What I have noticed, perhaps 99% of the times, whenever a message tells you to forward or share with others, it is very likely that it is plain rubbish. Recently, I received a message through Whatsapp with an attached photo of what seemed to be a Pakistani man. The message tells the reader that he's a conman who'd go from house to house in the village and would cast spells on people, who'd then give him money. Many people had been tricked that way. The message tells the reader to immediately contact the police if he knocks on the door. The message then pleads to be forwarded to friends and loved ones to warn them.
There are surprisingly many, many gullible people out there. They fall for this sort of messages all the time. They get tricked over and over again, and they will never learn. I did not forward the above message, of course, but instead I asked the person who sent me the message if he had discovered its origin; the identity of the man in the photo; and if the message had been confirmed to be true. His reply—and this is the surprising part—is that he did not even attempt to discover the truth of the matter. He said he simply forwarded the message to everybody "just in case if it's true", because after all, "Sharing is caring".

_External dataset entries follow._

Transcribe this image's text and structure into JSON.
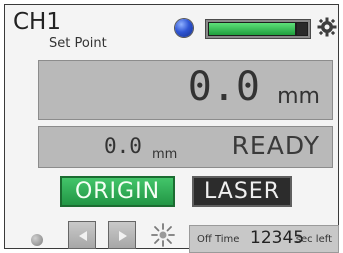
{
  "header": {
    "channel": "CH1",
    "subtitle": "Set Point",
    "status_led_color": "#2f55d4",
    "progress_percent": 88,
    "progress_color": "#1f9f3d"
  },
  "main_display": {
    "value": "0.0",
    "unit": "mm"
  },
  "status_display": {
    "value": "0.0",
    "unit": "mm",
    "state": "READY"
  },
  "buttons": {
    "origin_label": "ORIGIN",
    "laser_label": "LASER",
    "origin_color": "#229645"
  },
  "footer": {
    "time_label": "Off  Time",
    "time_value": "12345",
    "time_unit": "sec left"
  },
  "icons": [
    "status-led-icon",
    "gear-icon",
    "arrow-left-icon",
    "arrow-right-icon",
    "sun-icon",
    "indicator-dot-icon"
  ]
}
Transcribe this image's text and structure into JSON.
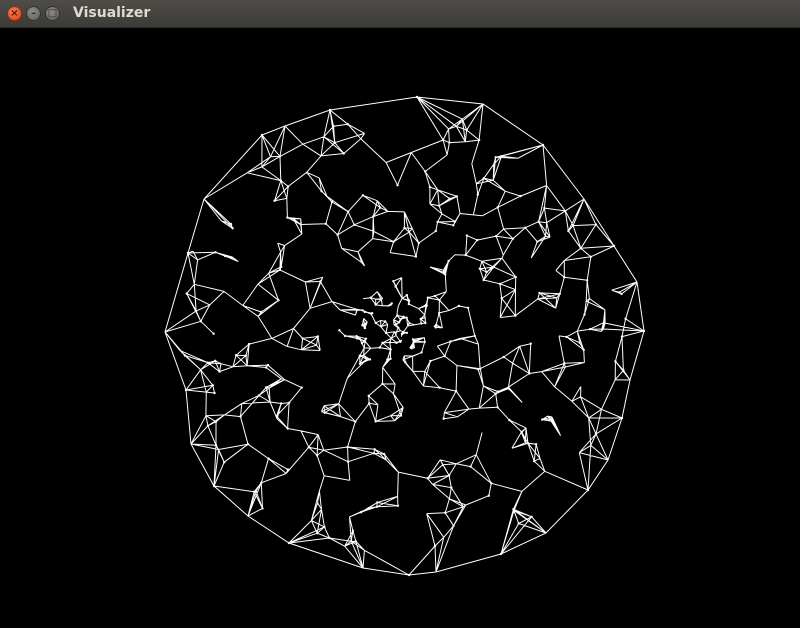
{
  "window": {
    "title": "Visualizer",
    "buttons": {
      "close": "×",
      "minimize": "–",
      "maximize": "□"
    }
  },
  "canvas": {
    "background": "#000000",
    "mesh_color": "#ffffff",
    "content": "white triangulated wireframe mesh of a sphere"
  }
}
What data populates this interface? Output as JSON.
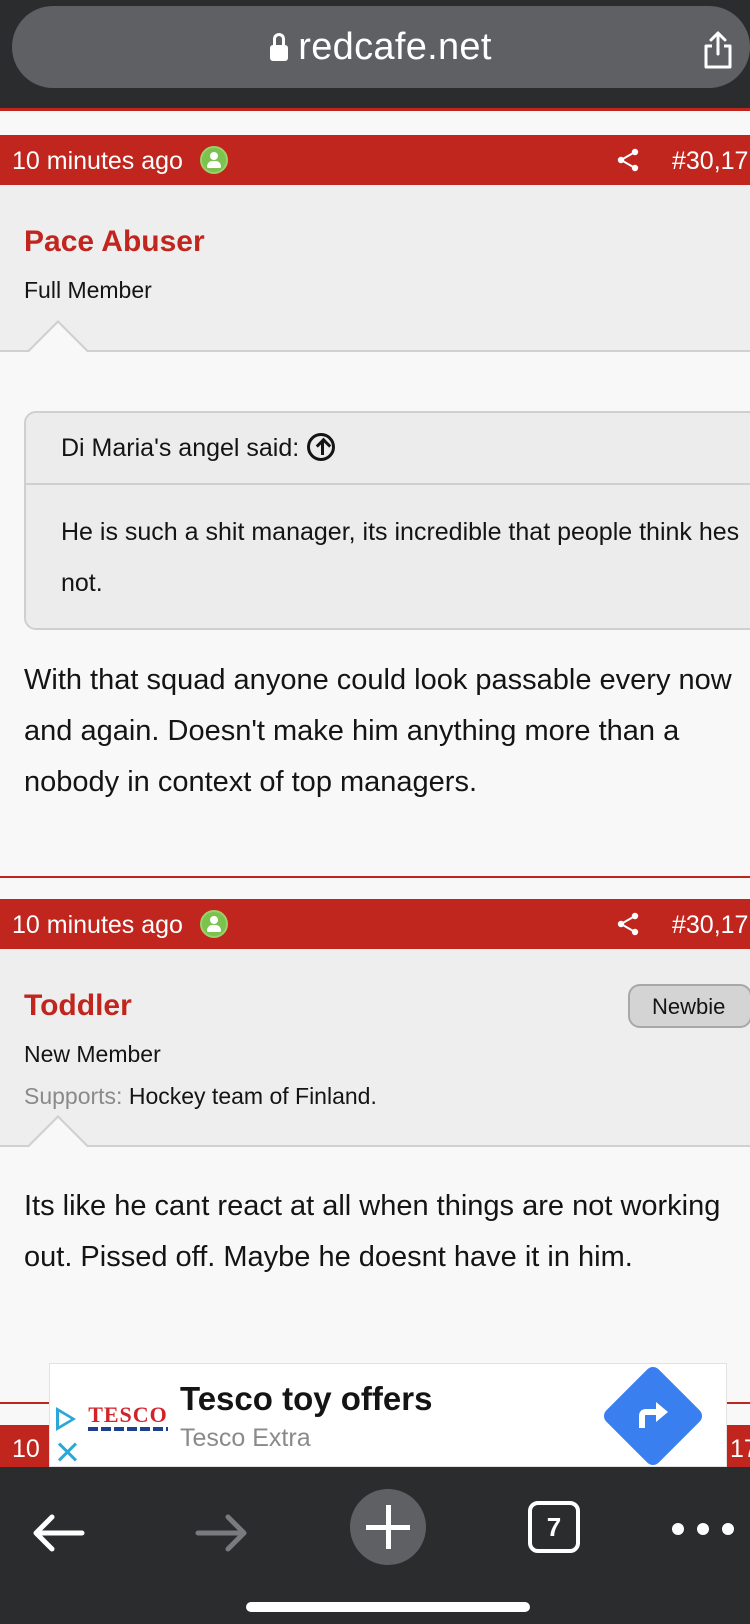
{
  "browser": {
    "url": "redcafe.net",
    "tab_count": "7"
  },
  "posts": [
    {
      "time": "10 minutes ago",
      "number": "#30,17",
      "username": "Pace Abuser",
      "user_title": "Full Member",
      "quote": {
        "author_line": "Di Maria's angel said:",
        "text": "He is such a shit manager, its incredible that people think hes not."
      },
      "message": "With that squad anyone could look passable every now and again. Doesn't make him anything more than a nobody in context of top managers."
    },
    {
      "time": "10 minutes ago",
      "number": "#30,17",
      "username": "Toddler",
      "badge": "Newbie",
      "user_title": "New Member",
      "supports_label": "Supports:",
      "supports_value": "Hockey team of Finland.",
      "message": "Its like he cant react at all when things are not working out. Pissed off. Maybe he doesnt have it in him."
    }
  ],
  "next_post_peek": {
    "left_text": "10",
    "right_text": "17"
  },
  "ad": {
    "logo": "TESCO",
    "title": "Tesco toy offers",
    "subtitle": "Tesco Extra"
  },
  "colors": {
    "brand_red": "#c1261e",
    "online_green": "#7bc24e",
    "toolbar_dark": "#2b2c2e",
    "ad_blue": "#3a7ff0"
  }
}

He's not the first person who'd given me that justification for forwarding unconfirmed messages. Always, "just in case if it's true". Most people would say that they're sharing with others because they care. It's nothing personal.
To be very honest, I'm quite sick of that sentence: It's nothing personal. For what it really means is that it's not personal to them. But one of these days, someone out there will spread lies about them, perhaps spreading those lies in chain mails or Whatsapp messages, and I bet it would then become personal—to them. Always, we don't think that the truth is very important when somebody else is the subject of the allegation. The truth becomes important only when we are the victims of lies. We resent it when people tell lies about ourselves, but we'd readily forward or share messages which we have no clue if they're true or false. It seems harmless to spread lies for the sake of "just in case it's true"; but it only becomes harmful when we are the victims of lies.
Verifying and confirming the truth of what we receive from friends are not generally the habit of most people. It seems much simpler to just immediately share with friends because "sharing is caring". Whether or not we may contribute to cause pain on innocent people by helping to spread lies, that possibility seems not so important; and that is such an irony.
Well, I range myself on the side of the minority—I'm NOT sharing unverified messages because I care. I care about my friends and loved ones; I try my best to prevent them from helping other people to spread (possible) lies.